The speed of light in a vacuum is 186,282 miles (299,792 kilometers) per second, and, according to Einstein's theory of special relativity, that's the top speed for anything traveling in our universe. So, something zipping at a third the speed of light is moving nearly 56,000 miles (90,000 km) per second — fast enough to circle Earth twice in that brief time.
The newly observed infall event occurred in the galaxy PG211+143, which is more than 1 billion light-years away from Earth. Astronomers spotted it using the European Space Agency's XMM-Newton space telescope, which observes the universe in X-ray light. [Images: Black Holes of the Universe]
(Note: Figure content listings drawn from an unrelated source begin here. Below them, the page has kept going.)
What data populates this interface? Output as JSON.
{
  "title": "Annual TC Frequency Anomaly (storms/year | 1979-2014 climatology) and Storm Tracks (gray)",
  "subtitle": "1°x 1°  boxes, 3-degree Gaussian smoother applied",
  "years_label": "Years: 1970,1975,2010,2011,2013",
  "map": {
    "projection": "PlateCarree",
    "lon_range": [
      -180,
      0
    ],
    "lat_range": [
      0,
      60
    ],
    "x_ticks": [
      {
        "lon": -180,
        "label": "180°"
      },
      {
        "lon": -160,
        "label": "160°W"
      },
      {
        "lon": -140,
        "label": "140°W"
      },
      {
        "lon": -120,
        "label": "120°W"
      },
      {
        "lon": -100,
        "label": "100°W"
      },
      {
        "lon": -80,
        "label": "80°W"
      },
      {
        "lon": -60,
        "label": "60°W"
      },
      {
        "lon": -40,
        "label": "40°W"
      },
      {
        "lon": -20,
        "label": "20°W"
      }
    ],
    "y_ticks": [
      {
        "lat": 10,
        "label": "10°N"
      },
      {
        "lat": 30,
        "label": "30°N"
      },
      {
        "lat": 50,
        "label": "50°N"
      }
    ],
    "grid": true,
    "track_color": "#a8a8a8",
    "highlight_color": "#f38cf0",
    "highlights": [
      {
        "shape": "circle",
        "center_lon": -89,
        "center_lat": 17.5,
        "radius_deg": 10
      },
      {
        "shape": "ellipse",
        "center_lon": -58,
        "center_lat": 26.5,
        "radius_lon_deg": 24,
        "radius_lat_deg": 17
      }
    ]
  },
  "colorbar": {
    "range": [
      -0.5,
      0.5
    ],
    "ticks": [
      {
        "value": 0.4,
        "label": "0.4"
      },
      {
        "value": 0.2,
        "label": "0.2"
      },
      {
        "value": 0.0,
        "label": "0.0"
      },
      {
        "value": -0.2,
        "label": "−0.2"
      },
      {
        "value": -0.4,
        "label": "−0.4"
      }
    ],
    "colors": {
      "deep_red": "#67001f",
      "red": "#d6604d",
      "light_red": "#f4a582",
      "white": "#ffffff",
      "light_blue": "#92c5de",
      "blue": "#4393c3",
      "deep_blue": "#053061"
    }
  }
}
"We were able to follow an Earth-sized clump of matter for about a day, as it was pulled towards the black hole, accelerating to a third of the velocity of light before being swallowed up by the hole," study lead author Ken Pounds, a space physicist at the University of Leicester in England, said in a statement.
The matter reached such incredible speeds because black holes have extremely strong gravitational fields, so strong that even light cannot escape once it goes beyond a critical boundary known as the "event horizon." (That's why they're called black holes.)
There are several types of black holes. The most massive kind, called a supermassive black hole, resides at the core of most if not all galaxies, including our own Milky Way.
If there's enough matter falling into a supermassive black hole, the area shines in superbright X-rays that are visible for long distances. These objects are called quasars, or active galactic nuclei. However, most black holes are too compact to pull such material — which is mostly gas — in immediately. Instead, the stuff orbits the black hole, forming an "accretion disk" as it spirals closer. Eventually, the gas is moving so fast that it gets extremely hot and luminous, generating radiation that we can often see from Earth.
"The orbit of the gas around the black hole is often assumed to be aligned with the rotation of the black hole, but there is no compelling reason for this to be the case," University of Leicester representatives wrote in the same statement.
"In fact, the reason we have summer and winter is that the Earth's daily rotation does not line up with its yearly orbit around the sun," they added. "Until now, it has been unclear how misaligned rotation might affect the infall of gas. This is particularly relevant to the feeding of supermassive black holes, since matter — interstellar gas clouds or even isolated stars — can fall in from any direction."
Members of the study team think the gas is indeed misaligned with the black hole's rotation in PG211+143. In such situations, accretion disks can be twisted and torn; some of the various pieces can then slam into each other, "canceling out" their rotation and allowing some gas to zoom directly toward the black hole, rather than swirl around it.
If misaligned disks are common, it could help explain why black holes from the early universe grew big so quickly. Such black holes would spin relatively slowly, allowing them nab more gas in a shorter amount of time than previously thought, researchers said.
The new study was published this month in the journal Monthly Notices of the Royal Astronomical Society.